The Bottom of the Pyramid: There are nearly eight billion people living on Earth today, more than half of them living so far beneath anything a person reading this book would think of as the poverty line, that their problems would seem incomprehensible to us. Half the world’s population lives on less than $2 a day, without access to education, healthcare, transportation, information, sanitation, nutrition, clean water or anything we would think necessary for life. Add to those numbers another few billion who live just above the poverty line, the lucky ones whose economy helps them eke out $2 to $3 a day, and the picture of the world in which most human beings live seems bleak. Their needs—and our need to enfranchise them into the global culture and economy—will be a driving force in innovative thinking throughout this next century, at least.
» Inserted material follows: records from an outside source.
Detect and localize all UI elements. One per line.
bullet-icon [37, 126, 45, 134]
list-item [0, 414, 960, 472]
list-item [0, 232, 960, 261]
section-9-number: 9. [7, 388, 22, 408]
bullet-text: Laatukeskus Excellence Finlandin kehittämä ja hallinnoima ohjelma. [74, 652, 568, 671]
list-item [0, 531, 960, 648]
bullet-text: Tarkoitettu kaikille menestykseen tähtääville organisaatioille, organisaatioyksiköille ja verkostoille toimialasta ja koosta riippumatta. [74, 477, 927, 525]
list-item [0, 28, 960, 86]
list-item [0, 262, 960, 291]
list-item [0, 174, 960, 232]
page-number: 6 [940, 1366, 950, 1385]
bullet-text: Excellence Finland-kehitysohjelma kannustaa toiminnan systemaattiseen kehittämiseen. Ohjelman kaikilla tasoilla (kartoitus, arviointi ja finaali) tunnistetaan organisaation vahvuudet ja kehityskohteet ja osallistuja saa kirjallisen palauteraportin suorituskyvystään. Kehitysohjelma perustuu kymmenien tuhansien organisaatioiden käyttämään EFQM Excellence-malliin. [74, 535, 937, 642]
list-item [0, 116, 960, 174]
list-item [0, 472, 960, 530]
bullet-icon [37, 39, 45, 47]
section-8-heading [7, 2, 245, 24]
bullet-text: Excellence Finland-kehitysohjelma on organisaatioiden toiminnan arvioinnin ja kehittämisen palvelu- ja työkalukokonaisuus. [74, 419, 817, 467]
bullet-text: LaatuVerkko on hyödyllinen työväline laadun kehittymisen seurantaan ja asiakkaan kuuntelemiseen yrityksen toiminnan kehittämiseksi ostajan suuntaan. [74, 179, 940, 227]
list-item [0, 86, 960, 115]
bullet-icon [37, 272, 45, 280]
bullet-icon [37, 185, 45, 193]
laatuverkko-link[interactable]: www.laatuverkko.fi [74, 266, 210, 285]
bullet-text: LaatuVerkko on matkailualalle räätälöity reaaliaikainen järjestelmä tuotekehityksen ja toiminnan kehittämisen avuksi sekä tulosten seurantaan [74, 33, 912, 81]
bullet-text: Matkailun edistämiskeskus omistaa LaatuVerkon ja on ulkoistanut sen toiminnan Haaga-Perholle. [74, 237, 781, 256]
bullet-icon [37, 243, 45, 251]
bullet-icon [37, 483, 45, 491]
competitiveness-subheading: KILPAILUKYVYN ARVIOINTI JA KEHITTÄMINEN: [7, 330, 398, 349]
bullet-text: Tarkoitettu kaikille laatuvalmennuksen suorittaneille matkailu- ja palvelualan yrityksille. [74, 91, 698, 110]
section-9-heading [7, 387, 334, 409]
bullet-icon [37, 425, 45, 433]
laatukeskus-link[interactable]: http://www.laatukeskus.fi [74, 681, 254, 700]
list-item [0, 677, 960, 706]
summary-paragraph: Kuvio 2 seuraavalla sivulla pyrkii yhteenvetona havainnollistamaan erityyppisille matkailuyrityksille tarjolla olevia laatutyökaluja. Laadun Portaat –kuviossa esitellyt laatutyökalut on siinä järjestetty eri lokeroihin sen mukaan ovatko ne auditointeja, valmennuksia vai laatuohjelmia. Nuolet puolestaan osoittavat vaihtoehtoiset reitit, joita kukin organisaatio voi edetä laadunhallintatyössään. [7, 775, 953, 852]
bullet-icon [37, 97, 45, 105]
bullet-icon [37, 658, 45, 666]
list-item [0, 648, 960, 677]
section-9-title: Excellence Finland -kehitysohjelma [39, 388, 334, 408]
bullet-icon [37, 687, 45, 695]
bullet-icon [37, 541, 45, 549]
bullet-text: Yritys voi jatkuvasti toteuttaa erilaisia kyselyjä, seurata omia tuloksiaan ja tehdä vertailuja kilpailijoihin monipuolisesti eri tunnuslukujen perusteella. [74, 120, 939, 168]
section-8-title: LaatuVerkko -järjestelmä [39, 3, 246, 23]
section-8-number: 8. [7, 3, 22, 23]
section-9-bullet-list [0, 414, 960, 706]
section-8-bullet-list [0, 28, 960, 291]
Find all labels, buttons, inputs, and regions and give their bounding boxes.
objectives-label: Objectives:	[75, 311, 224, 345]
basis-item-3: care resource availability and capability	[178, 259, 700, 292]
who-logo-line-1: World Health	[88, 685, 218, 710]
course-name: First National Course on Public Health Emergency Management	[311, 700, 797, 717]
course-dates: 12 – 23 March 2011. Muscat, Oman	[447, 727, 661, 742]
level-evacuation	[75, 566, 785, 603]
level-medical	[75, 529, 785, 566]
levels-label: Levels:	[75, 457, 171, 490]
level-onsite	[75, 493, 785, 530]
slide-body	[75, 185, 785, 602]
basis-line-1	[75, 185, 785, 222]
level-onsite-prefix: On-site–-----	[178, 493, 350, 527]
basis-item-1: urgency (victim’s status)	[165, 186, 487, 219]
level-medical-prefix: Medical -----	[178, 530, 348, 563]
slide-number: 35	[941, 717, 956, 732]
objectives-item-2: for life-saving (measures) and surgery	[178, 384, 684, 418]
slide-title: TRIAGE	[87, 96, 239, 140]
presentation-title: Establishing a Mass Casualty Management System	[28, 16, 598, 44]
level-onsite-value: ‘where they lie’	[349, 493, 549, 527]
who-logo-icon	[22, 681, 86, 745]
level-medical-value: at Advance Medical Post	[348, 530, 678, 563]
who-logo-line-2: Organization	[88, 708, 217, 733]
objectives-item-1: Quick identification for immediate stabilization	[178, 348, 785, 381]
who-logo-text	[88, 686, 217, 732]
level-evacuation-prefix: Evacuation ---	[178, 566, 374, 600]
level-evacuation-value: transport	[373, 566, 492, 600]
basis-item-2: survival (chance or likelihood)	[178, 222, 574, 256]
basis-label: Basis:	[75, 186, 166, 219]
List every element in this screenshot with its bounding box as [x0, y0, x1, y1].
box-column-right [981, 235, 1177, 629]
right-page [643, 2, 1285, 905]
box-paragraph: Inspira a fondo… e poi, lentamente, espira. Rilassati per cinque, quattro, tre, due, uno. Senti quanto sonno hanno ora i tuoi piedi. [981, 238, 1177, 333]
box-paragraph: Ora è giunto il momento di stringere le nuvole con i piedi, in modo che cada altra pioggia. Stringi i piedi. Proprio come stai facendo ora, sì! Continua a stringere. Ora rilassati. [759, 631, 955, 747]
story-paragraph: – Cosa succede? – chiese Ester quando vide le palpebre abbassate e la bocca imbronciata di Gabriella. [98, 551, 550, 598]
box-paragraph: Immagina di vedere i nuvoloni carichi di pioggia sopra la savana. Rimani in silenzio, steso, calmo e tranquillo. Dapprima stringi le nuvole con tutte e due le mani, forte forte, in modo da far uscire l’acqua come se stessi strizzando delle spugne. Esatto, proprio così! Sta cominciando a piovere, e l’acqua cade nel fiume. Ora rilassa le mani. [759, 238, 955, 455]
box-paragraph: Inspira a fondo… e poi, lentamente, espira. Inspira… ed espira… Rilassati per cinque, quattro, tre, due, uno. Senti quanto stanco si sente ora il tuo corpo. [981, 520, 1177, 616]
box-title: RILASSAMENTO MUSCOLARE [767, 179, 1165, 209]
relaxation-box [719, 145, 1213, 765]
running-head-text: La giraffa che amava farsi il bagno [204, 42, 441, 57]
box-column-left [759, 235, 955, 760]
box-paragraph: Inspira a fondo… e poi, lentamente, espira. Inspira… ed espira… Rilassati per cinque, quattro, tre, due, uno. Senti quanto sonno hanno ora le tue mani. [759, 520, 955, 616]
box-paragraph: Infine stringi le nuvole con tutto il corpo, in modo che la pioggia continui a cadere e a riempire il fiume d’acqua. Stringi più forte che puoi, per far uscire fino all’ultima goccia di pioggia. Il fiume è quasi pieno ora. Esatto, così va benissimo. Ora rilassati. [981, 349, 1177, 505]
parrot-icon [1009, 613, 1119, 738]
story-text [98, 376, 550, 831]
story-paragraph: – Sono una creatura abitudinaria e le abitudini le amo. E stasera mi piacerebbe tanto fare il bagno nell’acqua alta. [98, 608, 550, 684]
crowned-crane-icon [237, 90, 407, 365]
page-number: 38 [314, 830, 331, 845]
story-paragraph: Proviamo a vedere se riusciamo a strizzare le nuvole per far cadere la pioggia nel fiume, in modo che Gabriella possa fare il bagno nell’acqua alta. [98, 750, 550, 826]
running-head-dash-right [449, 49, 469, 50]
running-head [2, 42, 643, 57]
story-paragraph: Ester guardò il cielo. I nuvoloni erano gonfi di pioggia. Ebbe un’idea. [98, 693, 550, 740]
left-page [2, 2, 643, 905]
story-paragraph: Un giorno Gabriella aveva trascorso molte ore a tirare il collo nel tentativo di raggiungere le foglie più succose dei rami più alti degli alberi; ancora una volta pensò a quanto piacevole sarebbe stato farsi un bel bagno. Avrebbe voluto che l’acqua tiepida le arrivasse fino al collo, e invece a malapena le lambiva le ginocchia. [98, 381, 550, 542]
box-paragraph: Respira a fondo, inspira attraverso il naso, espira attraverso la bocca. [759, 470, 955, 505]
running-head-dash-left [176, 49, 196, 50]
Doing More With Less: These days, it doesn’t take a genius to see that we need to rethink our use of resources. As we said earlier, doing more with less is one of the key drivers of Nanovation. As the global economy has stalled, all but the most fabulously wealthy have had to reexamine their relationship with materialism, with efficiency and with energy use. As the world watch BP’s disastrous well in the Gulf of Mexico belch millions of barrels of oil into the ocean, it was hard not to think that it was past time to examine our out-of-balance dependence on harder-to-find fossil fuels. And as we watch our climate change, the idea of being more thoughtful in our consumption—the idea that it’s always smarter to maximize one’s resources than it is to squander them—becomes increasingly compelling.

What is the next big thing in your industry? Chances are good that the genesis of it will come from somewhere outside your current thinking. Outside, at the intersection of trends.